Ethics Committees. In general, the Academy believes that Human Research Ethics Committees carry out their role vigorously and intelligently. They are the key element in protecting individuals from any abuse in the course of research. However, there are many HRECs that are facing new challenges in areas such as genetics. Each HREC has the responsibility to consider each proposal on its merits, but we recommend that there should be a system in place where HRECs can ask for advice from a central body. If a Standing Advisory Group on Human Genetics is established, either it, or the Australian Health Ethics Committee, or the two together, could fill this role.

Professional Training in Ethics. The Academy recommends that all medical, science and allied health training programs at undergraduate and post-graduate level should include professional training in ethics. Universities should be required to state how each course offers training in ethics, and how this is examined.

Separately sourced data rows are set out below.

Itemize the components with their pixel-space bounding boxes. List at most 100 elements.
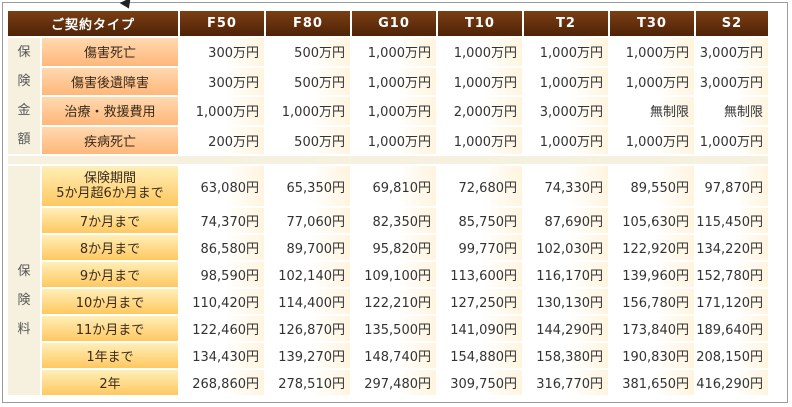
premium-value: 189,640円 (696, 316, 768, 341)
premium-value: 115,450円 (696, 208, 768, 233)
premium-value: 113,600円 (438, 262, 522, 287)
coverage-label: 治療・救援費用 (42, 97, 178, 125)
premium-value: 171,120円 (696, 289, 768, 314)
premium-label: 1年まで (42, 343, 178, 368)
coverage-value: 500万円 (266, 126, 350, 154)
premium-label: 8か月まで (42, 235, 178, 260)
premium-row: 7か月まで 74,370円 77,060円 82,350円 85,750円 87,690円… (8, 208, 768, 233)
coverage-value: 1,000万円 (352, 38, 436, 66)
premium-period-title: 保険期間 (83, 171, 136, 186)
premium-value: 173,840円 (610, 316, 694, 341)
group-label-char: 料 (17, 322, 31, 337)
plan-header-f50: F50 (180, 11, 264, 36)
coverage-value: 1,000万円 (610, 67, 694, 95)
coverage-value: 3,000万円 (524, 97, 608, 125)
header-row: ご契約タイプ F50 F80 G10 T10 T2 T30 S2 (8, 11, 768, 36)
premium-period-label: 保険期間 5か月超6か月まで (42, 166, 178, 206)
coverage-value: 500万円 (266, 67, 350, 95)
coverage-value: 1,000万円 (352, 97, 436, 125)
premium-value: 126,870円 (266, 316, 350, 341)
coverage-value: 1,000万円 (696, 126, 768, 154)
premium-row: 1年まで 134,430円 139,270円 148,740円 154,880円 158,… (8, 343, 768, 368)
separator-cell (8, 156, 768, 164)
coverage-value: 1,000万円 (524, 126, 608, 154)
premium-value: 105,630円 (610, 208, 694, 233)
premium-value: 297,480円 (352, 370, 436, 395)
plan-header-g10: G10 (352, 11, 436, 36)
premium-value: 148,740円 (352, 343, 436, 368)
premium-label: 2年 (42, 370, 178, 395)
premium-value: 65,350円 (266, 166, 350, 206)
premium-value: 63,080円 (180, 166, 264, 206)
coverage-value: 500万円 (266, 38, 350, 66)
premium-value: 158,380円 (524, 343, 608, 368)
coverage-value: 無制限 (696, 97, 768, 125)
premium-value: 89,700円 (266, 235, 350, 260)
premium-value: 268,860円 (180, 370, 264, 395)
premium-row: 2年 268,860円 278,510円 297,480円 309,750円 316,77… (8, 370, 768, 395)
premium-value: 416,290円 (696, 370, 768, 395)
contract-type-header: ご契約タイプ (8, 11, 178, 36)
premium-value: 116,170円 (524, 262, 608, 287)
premium-value: 130,130円 (524, 289, 608, 314)
coverage-value: 200万円 (180, 126, 264, 154)
premium-value: 381,650円 (610, 370, 694, 395)
premium-value: 154,880円 (438, 343, 522, 368)
group-label-char: 金 (17, 103, 31, 118)
premium-value: 139,270円 (266, 343, 350, 368)
premium-value: 99,770円 (438, 235, 522, 260)
plan-header-t10: T10 (438, 11, 522, 36)
premium-value: 127,250円 (438, 289, 522, 314)
premium-label: 9か月まで (42, 262, 178, 287)
coverage-value: 1,000万円 (352, 126, 436, 154)
premium-row: 8か月まで 86,580円 89,700円 95,820円 99,770円 102,030… (8, 235, 768, 260)
section-separator (8, 156, 768, 164)
group-label-coverage: 保険金額 (8, 38, 40, 154)
premium-value: 114,400円 (266, 289, 350, 314)
premium-value: 156,780円 (610, 289, 694, 314)
plan-header-t2: T2 (524, 11, 608, 36)
coverage-value: 300万円 (180, 67, 264, 95)
premium-value: 152,780円 (696, 262, 768, 287)
premium-value: 87,690円 (524, 208, 608, 233)
premium-label: 7か月まで (42, 208, 178, 233)
insurance-plan-table: ご契約タイプ F50 F80 G10 T10 T2 T30 S2 保険金額傷害死… (6, 9, 770, 397)
premium-value: 74,330円 (524, 166, 608, 206)
premium-value: 122,920円 (610, 235, 694, 260)
premium-value: 86,580円 (180, 235, 264, 260)
coverage-label: 傷害死亡 (42, 38, 178, 66)
coverage-value: 3,000万円 (696, 67, 768, 95)
group-label-premium: 保険料 (8, 166, 40, 395)
premium-value: 102,140円 (266, 262, 350, 287)
coverage-value: 3,000万円 (696, 38, 768, 66)
group-label-char: 険 (17, 74, 31, 89)
premium-value: 95,820円 (352, 235, 436, 260)
coverage-row: 傷害後遺障害 300万円 500万円 1,000万円 1,000万円 1,000万円 1,0… (8, 67, 768, 95)
coverage-value: 300万円 (180, 38, 264, 66)
premium-value: 278,510円 (266, 370, 350, 395)
coverage-value: 1,000万円 (524, 67, 608, 95)
premium-row: 9か月まで 98,590円 102,140円 109,100円 113,600円 116,… (8, 262, 768, 287)
premium-label: 10か月まで (42, 289, 178, 314)
coverage-value: 1,000万円 (610, 126, 694, 154)
premium-value: 139,960円 (610, 262, 694, 287)
premium-label: 11か月まで (42, 316, 178, 341)
premium-value: 69,810円 (352, 166, 436, 206)
plan-header-t30: T30 (610, 11, 694, 36)
group-label-char: 保 (17, 45, 31, 60)
premium-row: 保険料保険期間 5か月超6か月まで 63,080円 65,350円 69,810円 72,… (8, 166, 768, 395)
premium-row: 11か月まで 122,460円 126,870円 135,500円 141,090円 14… (8, 316, 768, 341)
coverage-label: 傷害後遺障害 (42, 67, 178, 95)
coverage-value: 1,000万円 (610, 38, 694, 66)
premium-value: 316,770円 (524, 370, 608, 395)
premium-value: 208,150円 (696, 343, 768, 368)
coverage-value: 1,000万円 (438, 38, 522, 66)
coverage-value: 1,000万円 (524, 38, 608, 66)
coverage-row: 治療・救援費用 1,000万円 1,000万円 1,000万円 2,000万円 3,000… (8, 97, 768, 125)
premium-value: 309,750円 (438, 370, 522, 395)
premium-value: 77,060円 (266, 208, 350, 233)
plan-header-f80: F80 (266, 11, 350, 36)
group-label-char: 険 (17, 293, 31, 308)
premium-value: 135,500円 (352, 316, 436, 341)
plan-header-s2: S2 (696, 11, 768, 36)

Commercial Involvement in Research. It might be imagined from the document that the issues of commercial involvement in research differ in the case of genetics and genomics from the issues for any other form of commercial research involving medical samples. Although some studies at present involve families rather than individuals, this has always been the case in some fields (such as cardiology), and is not the case today for many projects using the techniques of functional genomics (such as Alzheimer disease). Indeed, the use of genetic and genomic technology reduces the number of individuals that need to be studied and should lead to more efficient drug development. No significant political or academic group argues against the underlying principle of commercial involvement in research, because ending this involvement would require a corresponding injection of several hundred million dollars per annum into biomedical research by the Australian government. It is necessary to rely on a combination of the use of HRECs, patent law and common law to provide comprehensive protection to the community against any abuse of research by commercial interests.

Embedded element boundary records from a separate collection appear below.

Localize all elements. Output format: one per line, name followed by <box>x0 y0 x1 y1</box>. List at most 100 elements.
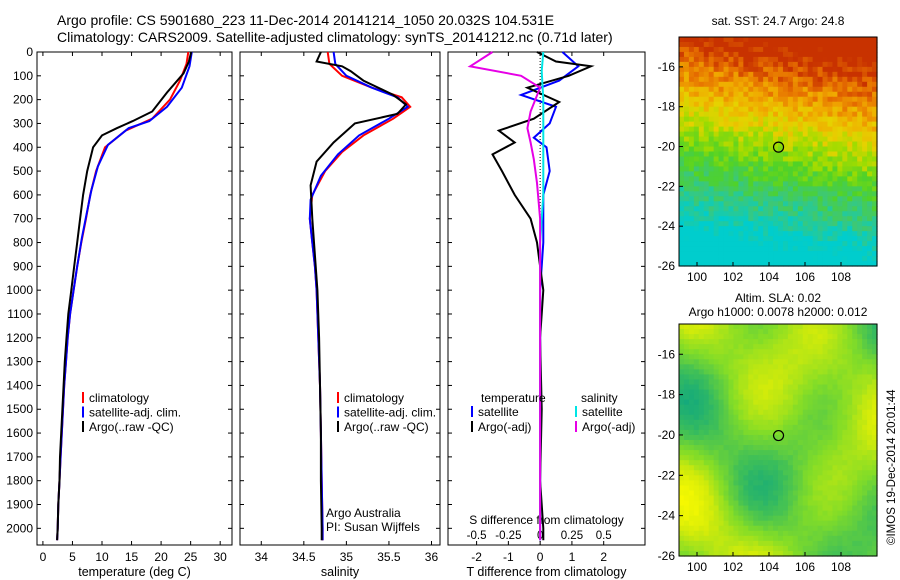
heatmap-cell <box>862 540 868 547</box>
heatmap-cell <box>688 46 695 53</box>
heatmap-cell <box>718 37 725 43</box>
heatmap-cell <box>733 236 739 242</box>
heatmap-cell <box>688 226 695 232</box>
heatmap-cell <box>872 141 878 148</box>
heatmap-cell <box>753 470 759 476</box>
heatmap-cell <box>787 404 794 411</box>
heatmap-cell <box>787 201 794 207</box>
heatmap-cell <box>768 359 774 365</box>
heatmap-cell <box>842 500 848 507</box>
heatmap-cell <box>743 374 749 381</box>
heatmap-cell <box>763 191 769 197</box>
heatmap-cell <box>802 485 809 492</box>
heatmap-cell <box>787 535 794 542</box>
heatmap-cell <box>733 334 739 340</box>
heatmap-cell <box>847 475 853 481</box>
y-tick-label: 0 <box>26 45 33 59</box>
heatmap-cell <box>738 520 744 527</box>
heatmap-cell <box>758 201 764 207</box>
heatmap-cell <box>842 161 848 168</box>
heatmap-cell <box>773 359 779 365</box>
heatmap-cell <box>807 236 814 242</box>
heatmap-cell <box>763 151 769 158</box>
heatmap-cell <box>847 221 853 227</box>
heatmap-cell <box>847 41 853 48</box>
heatmap-cell <box>822 91 829 98</box>
heatmap-cell <box>698 106 705 113</box>
heatmap-cell <box>778 394 784 401</box>
heatmap-cell <box>703 434 710 441</box>
heatmap-cell <box>837 455 843 461</box>
heatmap-cell <box>733 96 739 103</box>
heatmap-cell <box>738 369 744 376</box>
heatmap-cell <box>743 116 749 123</box>
heatmap-cell <box>837 440 843 446</box>
heatmap-cell <box>787 530 794 537</box>
heatmap-cell <box>817 389 824 396</box>
heatmap-cell <box>693 379 700 386</box>
heatmap-cell <box>723 51 730 58</box>
heatmap-cell <box>822 211 829 217</box>
heatmap-cell <box>728 465 735 471</box>
heatmap-cell <box>738 354 744 360</box>
heatmap-cell <box>832 136 838 143</box>
heatmap-cell <box>857 131 863 138</box>
heatmap-cell <box>743 485 749 492</box>
heatmap-cell <box>872 440 878 446</box>
heatmap-cell <box>852 201 858 207</box>
heatmap-cell <box>679 550 685 557</box>
heatmap-cell <box>748 216 754 222</box>
heatmap-cell <box>832 450 838 456</box>
heatmap-cell <box>867 186 873 192</box>
heatmap-cell <box>852 460 858 466</box>
heatmap-cell <box>837 186 843 192</box>
heatmap-cell <box>822 146 829 153</box>
heatmap-cell <box>832 434 838 441</box>
heatmap-cell <box>708 540 715 547</box>
heatmap-cell <box>743 364 749 370</box>
heatmap-cell <box>837 515 843 522</box>
heatmap-cell <box>862 236 868 242</box>
heatmap-cell <box>768 146 774 153</box>
heatmap-cell <box>792 500 799 507</box>
heatmap-cell <box>763 146 769 153</box>
heatmap-cell <box>792 409 799 416</box>
heatmap-cell <box>812 500 819 507</box>
heatmap-cell <box>753 434 759 441</box>
heatmap-cell <box>857 480 863 486</box>
heatmap-cell <box>708 66 715 73</box>
heatmap-cell <box>807 226 814 232</box>
heatmap-cell <box>787 126 794 133</box>
heatmap-cell <box>787 231 794 237</box>
heatmap-cell <box>832 231 838 237</box>
heatmap-cell <box>758 101 764 108</box>
heatmap-cell <box>872 136 878 143</box>
heatmap-cell <box>758 414 764 421</box>
heatmap-cell <box>718 334 725 340</box>
heatmap-cell <box>867 530 873 537</box>
heatmap-cell <box>857 141 863 148</box>
heatmap-cell <box>768 515 774 522</box>
heatmap-cell <box>832 91 838 98</box>
heatmap-cell <box>847 106 853 113</box>
heatmap-cell <box>807 364 814 370</box>
heatmap-cell <box>758 550 764 557</box>
heatmap-cell <box>743 495 749 502</box>
heatmap-cell <box>718 141 725 148</box>
heatmap-cell <box>703 226 710 232</box>
heatmap-cell <box>782 141 789 148</box>
heatmap-cell <box>847 231 853 237</box>
heatmap-cell <box>753 206 759 212</box>
heatmap-cell <box>713 515 720 522</box>
heatmap-cell <box>872 101 878 108</box>
heatmap-cell <box>817 540 824 547</box>
heatmap-cell <box>698 191 705 197</box>
heatmap-cell <box>683 349 690 355</box>
heatmap-cell <box>807 344 814 350</box>
heatmap-cell <box>782 106 789 113</box>
heatmap-cell <box>847 37 853 43</box>
heatmap-cell <box>683 186 690 192</box>
heatmap-cell <box>867 455 873 461</box>
heatmap-cell <box>683 419 690 426</box>
heatmap-cell <box>807 46 814 53</box>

However, we note that there is no requirement in Australia that commercially funded research involving humans, or human samples, must go before a properly constituted HREC, particularly if it does not involve recruitment of hospital patients. We would argue that all research with human subjects, not only that conducted with NHMRC support or in public hospitals and universities, should be legally required to go before an HREC for approval. All applications to HRECs should be required to include details of any commercial support obtained or envisaged. There should be a more comprehensive national reporting system for applications that come before HRECs and their outcomes. These changes would allay some concerns over pressures on the system due to commercial arrangements.